The Mudcat Café TM
Thread #93895   Message #1817663
Posted By: Bob Bolton
24-Aug-06 - 04:00 AM
Thread Name: Tech: 120 bass accordions
Subject: RE: Tech: 120 bass accordions
G'day,

squeezeme: In writing:

"Hmmm ... I should go and look at the reference sites before relying on what I laughingly call my memory!"

I wasn't fending off any perceived criticism from you ... just telling myself that I need to be more careful with details (as well as "dates" and "facts" long-held in the alleged study of old concertinas! (Now, where did I leave that jar of Gingko Biloba ... and what was I taking it for ... ?)

I glossed the PICA article, late last night, but it warrants more deliberate reading. It really does upset a lot of misconceptions that are bandied back and forth between owners who perceive their concertina to be handed down from Mt Sinai ... while your concertina is merely the work of the devil incarnate... I was picking up some of this from the concertina.com (Concertina Library) site, but the PICA article has well researched property documentation - as just as one example - that clears up lots of details.

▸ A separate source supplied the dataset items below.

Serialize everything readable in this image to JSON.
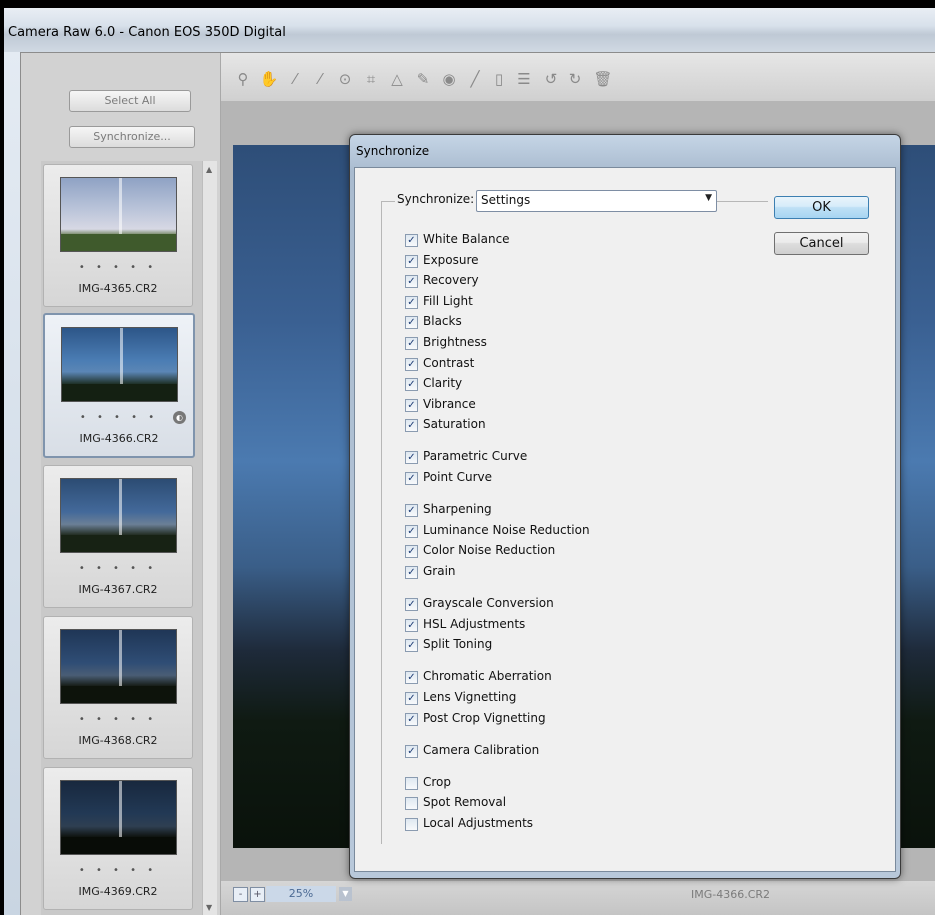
{
  "window": {
    "title": "Camera Raw 6.0  -  Canon EOS 350D Digital"
  },
  "left_panel": {
    "select_all_label": "Select All",
    "synchronize_label": "Synchronize...",
    "thumbnails": [
      {
        "name": "IMG-4365.CR2",
        "stars": "• • • • •",
        "selected": false
      },
      {
        "name": "IMG-4366.CR2",
        "stars": "• • • • •",
        "selected": true
      },
      {
        "name": "IMG-4367.CR2",
        "stars": "• • • • •",
        "selected": false
      },
      {
        "name": "IMG-4368.CR2",
        "stars": "• • • • •",
        "selected": false
      },
      {
        "name": "IMG-4369.CR2",
        "stars": "• • • • •",
        "selected": false
      }
    ]
  },
  "toolbar": {
    "tools": [
      "zoom-icon",
      "hand-icon",
      "white-balance-icon",
      "color-sampler-icon",
      "targeted-adjustment-icon",
      "crop-icon",
      "straighten-icon",
      "spot-removal-icon",
      "red-eye-icon",
      "adjustment-brush-icon",
      "graduated-filter-icon",
      "preferences-icon",
      "rotate-ccw-icon",
      "rotate-cw-icon",
      "trash-icon"
    ]
  },
  "status_bar": {
    "zoom_minus": "-",
    "zoom_plus": "+",
    "zoom_value": "25%",
    "filename": "IMG-4366.CR2"
  },
  "dialog": {
    "title": "Synchronize",
    "synchronize_label": "Synchronize:",
    "synchronize_value": "Settings",
    "ok_label": "OK",
    "cancel_label": "Cancel",
    "options": [
      {
        "label": "White Balance",
        "checked": true
      },
      {
        "label": "Exposure",
        "checked": true
      },
      {
        "label": "Recovery",
        "checked": true
      },
      {
        "label": "Fill Light",
        "checked": true
      },
      {
        "label": "Blacks",
        "checked": true
      },
      {
        "label": "Brightness",
        "checked": true
      },
      {
        "label": "Contrast",
        "checked": true
      },
      {
        "label": "Clarity",
        "checked": true
      },
      {
        "label": "Vibrance",
        "checked": true
      },
      {
        "label": "Saturation",
        "checked": true
      },
      {
        "label": "Parametric Curve",
        "checked": true
      },
      {
        "label": "Point Curve",
        "checked": true
      },
      {
        "label": "Sharpening",
        "checked": true
      },
      {
        "label": "Luminance Noise Reduction",
        "checked": true
      },
      {
        "label": "Color Noise Reduction",
        "checked": true
      },
      {
        "label": "Grain",
        "checked": true
      },
      {
        "label": "Grayscale Conversion",
        "checked": true
      },
      {
        "label": "HSL Adjustments",
        "checked": true
      },
      {
        "label": "Split Toning",
        "checked": true
      },
      {
        "label": "Chromatic Aberration",
        "checked": true
      },
      {
        "label": "Lens Vignetting",
        "checked": true
      },
      {
        "label": "Post Crop Vignetting",
        "checked": true
      },
      {
        "label": "Camera Calibration",
        "checked": true
      },
      {
        "label": "Crop",
        "checked": false
      },
      {
        "label": "Spot Removal",
        "checked": false
      },
      {
        "label": "Local Adjustments",
        "checked": false
      }
    ]
  }
}
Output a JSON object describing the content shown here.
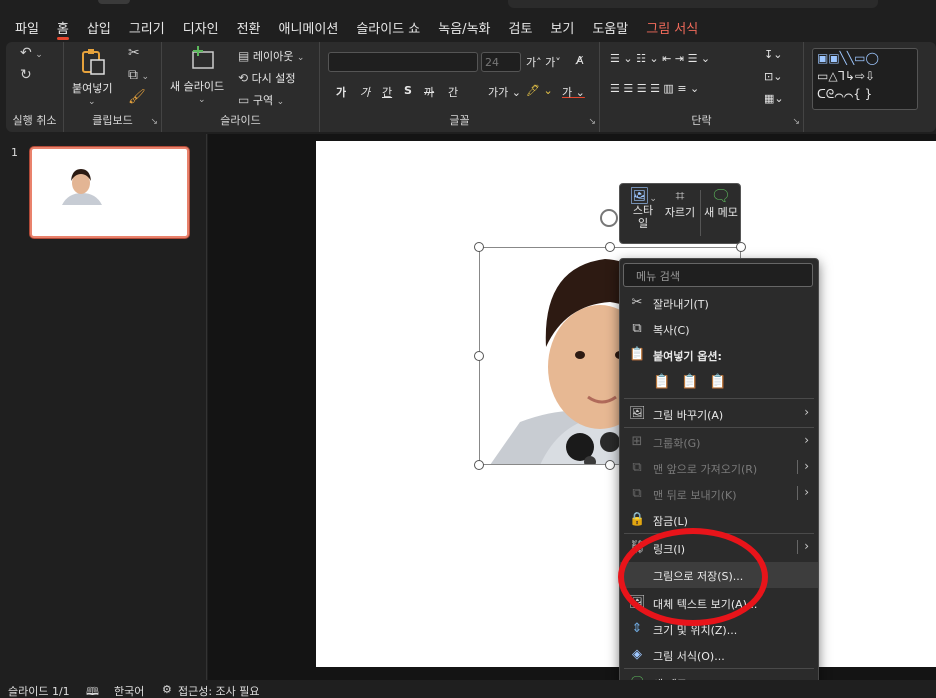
{
  "tabs": [
    "파일",
    "홈",
    "삽입",
    "그리기",
    "디자인",
    "전환",
    "애니메이션",
    "슬라이드 쇼",
    "녹음/녹화",
    "검토",
    "보기",
    "도움말",
    "그림 서식"
  ],
  "active_tab": "홈",
  "accent_tab": "그림 서식",
  "ribbon": {
    "groups": {
      "undo": "실행 취소",
      "clipboard": "클립보드",
      "slides": "슬라이드",
      "font": "글꼴",
      "paragraph": "단락"
    },
    "paste_label": "붙여넣기",
    "new_slide_label": "새 슬라이드",
    "layout_label": "레이아웃",
    "reset_label": "다시 설정",
    "section_label": "구역",
    "font_size": "24",
    "font_buttons": [
      "가",
      "가",
      "간",
      "S",
      "까",
      "간"
    ]
  },
  "thumbnail": {
    "slide_number": "1"
  },
  "mini_toolbar": {
    "style_label": "스타일",
    "crop_label": "자르기",
    "new_comment_label": "새 메모"
  },
  "context_menu": {
    "search_placeholder": "메뉴 검색",
    "items": {
      "cut": "잘라내기(T)",
      "copy": "복사(C)",
      "paste_options": "붙여넣기 옵션:",
      "change_picture": "그림 바꾸기(A)",
      "group": "그룹화(G)",
      "bring_front": "맨 앞으로 가져오기(R)",
      "send_back": "맨 뒤로 보내기(K)",
      "lock": "잠금(L)",
      "link": "링크(I)",
      "save_as_picture": "그림으로 저장(S)...",
      "alt_text": "대체 텍스트 보기(A)...",
      "size_position": "크기 및 위치(Z)...",
      "format_picture": "그림 서식(O)...",
      "new_comment": "새 메모(M)"
    }
  },
  "status_bar": {
    "slide_info": "슬라이드 1/1",
    "language": "한국어",
    "accessibility": "접근성: 조사 필요"
  },
  "colors": {
    "accent": "#e6472e",
    "highlight_circle": "#e8141a"
  }
}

Foolestroupe: "Because the buttons were easier to build, until someone realised that the keyboard would be easier to play?" Interestingly, The Chambers Concertina and related instrument collection (found at The Concertina Library) has images of an early Daniam-made accordion (the ancestral button accordion) and another near-contemporary Viennese accordion - and both have small rectangular keys, rather than buttons ... looking like small piano keys, but lacking "black notes". I suspect the shift to buttons for the diatonic accordion ... and then for its development into Uhlig's Konzertina ... had more to do with fitting the best keying layout into the least possible space ... and, maybe, the Germans were looking carefully at early the London-made concertinas that Wheatstone was still developing.